Search code examples
pythonpandasdataframeindexingcalculated-columns

Recording the minimum absolute deviation, but including its sign


i have a pandas df in the following form:

first deviation second deviation closest deviation column name of smallest deviation
-0.5 NaN -0.5 first deviation
-0.4 -0.8 -0.4 first deviation

closest deviation and column name of smalles deviation are calculated columns of the first two columns. The table lists the desired outcome, however I haven't found a solution to get to the desired outcome.

The deviation columns show deviations in between two functions and an input function.

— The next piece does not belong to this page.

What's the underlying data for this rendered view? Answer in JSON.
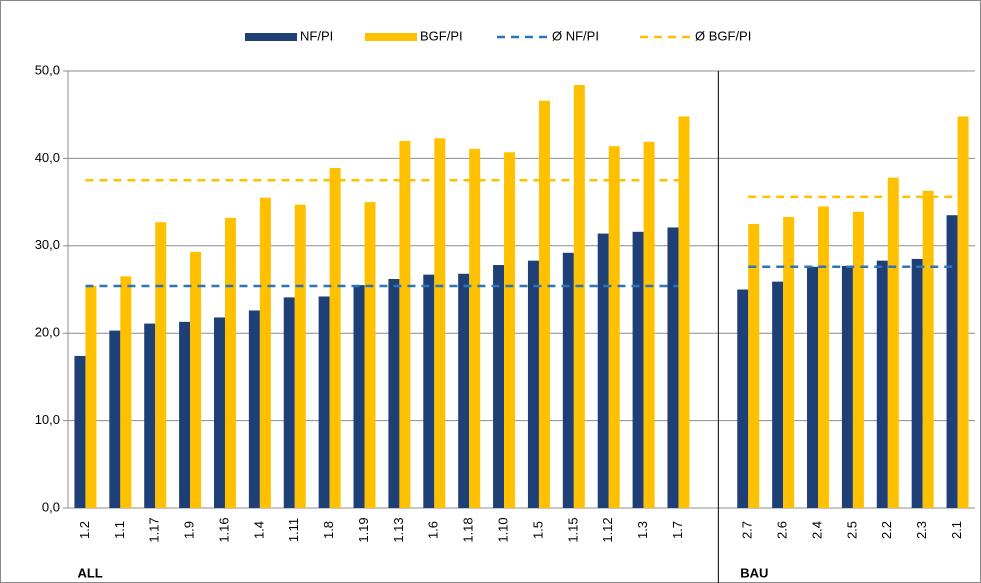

I want to find out which function is closer to 0 in its deviation and secondly, I want to record the deviation.

Now, if I use df.abs().idxmin(axis = 1), I get the right value for column name of smallest deviation, but using df.abs().min(axis = 1) then for closest deviation logically returns 0.4 and not -0.4. using only df.min(axis=1) would then however return -0.8 for closest deviation, which also is not correct.

How do I get the correct information including the correct sign?

Thanks already!


Solution

  • After getting the indices of the closests with your way, we can index into the dataframe to get the corresponding values:

    # your way for indexes
    inds = df.abs().idxmin(axis=1)
    
    # for values: either this (being deprecated..)
    vals = df.lookup(df.index, inds)
    
    # or this with numpy's "fancy" indexing
    vals = df.to_numpy()[np.arange(len(df)), df.columns.get_indexer(inds)]
    
    # then putting to frame
    df["closest deviation"] = vals
    df["column name of smallest deviation"] = inds
    

    to get

       first deviation  second deviation  closest deviation column name of smallest deviation
    0             -0.5               NaN               -0.5                   first deviation
    1             -0.4              -0.8               -0.4                   first deviation
    

    note:

    DataFrame.lookup is getting deprecated so other way is to go to numpy domain and index there. Since inds are column names but numpy doesn't know them, we get their integer locations with get_indexer.